Apesar de terem se passado 15 anos do período de hiperinflação, no qual os brasileiros faziam a "compra do mês" no dia do pagamento, alguns mecanismos de indexação e de reajuste de produtos e serviços continuam sustentando uma inflação estrutural, resistente até mesmo à forte queda dos alimentos, como podemos assistir no cenário atual.
De acordo com o Instituto de Pesquisa Econômica Aplicada (Ipea), a economia deve apresentar leve desaceleração em 2011, mas não será o bastante para que o índice oficial encerre o ano no centro da meta - 4,5%, com margem de tolerância de dois pontos para cima ou para baixo.
Caso a projeção do Ipea esteja certa, o País terá dois anos seguidos de inflação acima da meta. Em 2010, o governo estipulou o índice de Preços ao Consumidor Amplo (IPCA) em 4,5% mas o valor final foi de 5,9%.
"Esta aceleração, em 2010, deve-se à forte escalada dos preços dos alimentos que, sozinhos responderam por quase 40% da variação total do índice. No entanto, outros fatores como a retomada do crescimento econômico brasileiro e a continuidade da expansão do crédito também ajudaram a manter a inflação em patamares mais elevados", aponta o estudo do Ipea, divulgado ontem no Rio de Janeiro.

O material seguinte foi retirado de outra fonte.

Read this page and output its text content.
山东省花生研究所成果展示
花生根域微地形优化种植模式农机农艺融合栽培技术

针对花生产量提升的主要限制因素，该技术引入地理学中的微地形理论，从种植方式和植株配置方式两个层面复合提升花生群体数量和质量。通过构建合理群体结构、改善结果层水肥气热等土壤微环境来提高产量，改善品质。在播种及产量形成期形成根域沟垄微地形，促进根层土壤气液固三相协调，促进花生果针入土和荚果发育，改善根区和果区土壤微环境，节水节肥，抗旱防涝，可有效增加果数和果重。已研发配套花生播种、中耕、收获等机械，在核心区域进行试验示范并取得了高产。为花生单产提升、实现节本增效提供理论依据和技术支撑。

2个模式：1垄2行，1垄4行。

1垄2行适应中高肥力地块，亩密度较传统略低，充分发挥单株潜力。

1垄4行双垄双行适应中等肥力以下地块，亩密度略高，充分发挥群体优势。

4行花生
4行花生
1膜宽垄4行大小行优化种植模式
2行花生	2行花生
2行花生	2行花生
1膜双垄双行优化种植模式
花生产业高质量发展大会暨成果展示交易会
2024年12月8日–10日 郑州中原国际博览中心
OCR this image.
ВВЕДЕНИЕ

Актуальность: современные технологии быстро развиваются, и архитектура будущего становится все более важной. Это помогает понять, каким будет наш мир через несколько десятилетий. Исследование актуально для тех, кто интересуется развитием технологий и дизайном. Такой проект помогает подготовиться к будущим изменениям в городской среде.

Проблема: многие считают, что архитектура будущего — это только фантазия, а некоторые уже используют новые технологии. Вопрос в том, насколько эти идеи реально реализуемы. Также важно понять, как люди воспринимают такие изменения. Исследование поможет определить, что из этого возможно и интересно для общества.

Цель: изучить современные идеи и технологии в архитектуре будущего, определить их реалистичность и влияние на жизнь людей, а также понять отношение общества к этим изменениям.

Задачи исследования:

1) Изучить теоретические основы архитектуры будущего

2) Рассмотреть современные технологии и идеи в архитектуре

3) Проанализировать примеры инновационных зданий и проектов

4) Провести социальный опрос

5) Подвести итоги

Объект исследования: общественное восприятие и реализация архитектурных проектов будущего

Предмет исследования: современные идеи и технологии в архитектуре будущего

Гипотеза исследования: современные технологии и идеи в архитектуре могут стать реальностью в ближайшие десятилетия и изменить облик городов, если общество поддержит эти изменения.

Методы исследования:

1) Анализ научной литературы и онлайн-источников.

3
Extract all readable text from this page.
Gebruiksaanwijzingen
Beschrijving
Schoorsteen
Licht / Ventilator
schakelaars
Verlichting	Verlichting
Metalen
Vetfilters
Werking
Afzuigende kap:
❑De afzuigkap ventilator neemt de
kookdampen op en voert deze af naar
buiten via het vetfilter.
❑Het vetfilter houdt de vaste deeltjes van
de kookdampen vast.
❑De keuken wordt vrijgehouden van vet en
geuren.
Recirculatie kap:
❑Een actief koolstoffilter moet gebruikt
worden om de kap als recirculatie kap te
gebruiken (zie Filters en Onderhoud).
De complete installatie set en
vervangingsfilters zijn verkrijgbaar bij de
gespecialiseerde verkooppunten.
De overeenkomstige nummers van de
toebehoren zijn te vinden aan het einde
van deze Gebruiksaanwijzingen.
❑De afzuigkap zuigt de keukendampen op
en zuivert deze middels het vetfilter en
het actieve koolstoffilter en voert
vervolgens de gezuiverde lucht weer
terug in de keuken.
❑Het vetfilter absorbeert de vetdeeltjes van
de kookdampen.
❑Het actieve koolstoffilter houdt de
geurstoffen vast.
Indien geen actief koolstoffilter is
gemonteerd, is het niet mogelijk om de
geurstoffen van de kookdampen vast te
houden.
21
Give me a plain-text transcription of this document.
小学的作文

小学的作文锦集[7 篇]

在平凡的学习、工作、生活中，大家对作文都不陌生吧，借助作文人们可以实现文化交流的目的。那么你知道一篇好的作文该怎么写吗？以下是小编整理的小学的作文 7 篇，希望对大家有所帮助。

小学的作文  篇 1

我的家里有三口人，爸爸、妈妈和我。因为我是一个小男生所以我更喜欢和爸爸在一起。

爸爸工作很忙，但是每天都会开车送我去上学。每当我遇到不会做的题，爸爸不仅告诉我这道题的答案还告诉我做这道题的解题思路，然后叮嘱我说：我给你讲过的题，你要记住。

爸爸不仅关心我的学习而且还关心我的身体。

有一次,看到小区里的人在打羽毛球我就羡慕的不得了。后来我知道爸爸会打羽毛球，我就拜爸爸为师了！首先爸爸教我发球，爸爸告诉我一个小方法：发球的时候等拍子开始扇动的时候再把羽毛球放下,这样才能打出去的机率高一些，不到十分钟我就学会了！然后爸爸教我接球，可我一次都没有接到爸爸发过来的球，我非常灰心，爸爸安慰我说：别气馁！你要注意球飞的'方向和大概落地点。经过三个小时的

"A tendência para este ano, entretanto, é de recuo nas taxas de inflação, haja vista uma combinação de fatores como: menor pressão dos alimentos, desaceleração do ritmo de crescimento da economia; e queda no reajuste real do salário mínimo", completa o relatório.
Na opinião do diretor da Fractal, Celso Grisi, a pressão do setor de alimentos deve ocorrer, diferente do que foi apresentado no estudo. A razão é a pressão internacional do preço das commodities. "Não concordo com a desaceleração por conta dos alimentos. Hoje temos uma demanda comercial de commodities grande, principalmente por conta da China e da Índia. Não temos nada que sinalize um recuo da demanda nos próximos 5 anos, o que irá corroborar com a teoria da pressão dos alimentos na inflação, uma vez que os alimentos terão a competição com os preços internacionais e nenhum produtor vai vender mais barato internamente se pode lucrar mais exportando", argumenta Grisi.
Para o diretor, a inflação em 2011 deve ser de no mínimo 5%, valor um pouco menor do que o obtido em 2010, por conta da queda no número de políticas públicas. "Podemos esperar para os próximos dois anos uma pressão inflacionária proveniente das políticas anticíclicas para conter a crise financeira internacional, quando foi necessário ampliar a liquidez do mercado por meio da injeção de dinheiro na economia, e não tem como enxugar o dinheiro de um dia para o outro. Além disso, teremos a Copa do Mundo e as Olimpíadas que devem inserir mais dólar no País. Não vejo a médio prazo uma redução da pressão inflacionária. Até 2013 teremos uma variação entre 5% e 5,5%", frisou Grisi.
Segundo Maria Andreia Parente Lameiras, técnica de planejamento do Ipea, as primeiras projeções de safra agrícola já indicam redução da pressão dos alimentos responsável pela atual alta da inflação brasileira. Outro fator para a desaceleração é a influência dos índices de preços anteriores nos preços regulados pelo setor público (tarifas de energia elétrica e de telefonia, combustíveis, passagens de ônibus e pedágios, entre outros) que tem diminuído com o passar dos anos, mas ainda guarda relação com inflações dos anos anteriores.
"O setor de serviços vai pressionar para manter a inflação em alta. Se vamos esfriar a economia, para conter a inflação o governo vai pressionar para ter lucro aumentando a taxa de juros. Por isso, nas próximas duas reuniões do Copom [Comitê de Política Monetária] teremos aumentos de 0,75% e 0,5% para possibilitar ao governo calibrar a economia", disse Grisi.
Lameiras afirmou que continuarão a pressionar a inflação o emprego e renda em alta, que estimulam o consumo. A técnica de planejamento também apontou o câmbio valorizado e a maturação de investimentos produtivos para conter os preços dos produtos industrializados.
"Câmbio valorizado de modo geral favorece as importações e derruba a inflação interna, mas as contas externas ficariam piores do que já estão. Câmbio permanece na tendência de apreciação, mas menor do que foi em 2010. Para 2011 teremos uma pressão no câmbio e uma desvalorização da moeda, o dólar ficará entre R$ 1,90 e R$ 1,95", pontuou o diretor.
As análises do Ipea e do diretor da Fractal seguem o anunciado no Boletim Focus desta semana, que apontou o IPCA para 2011 em 5,53%, e para 2012 a inflação deve marcar 4,54%.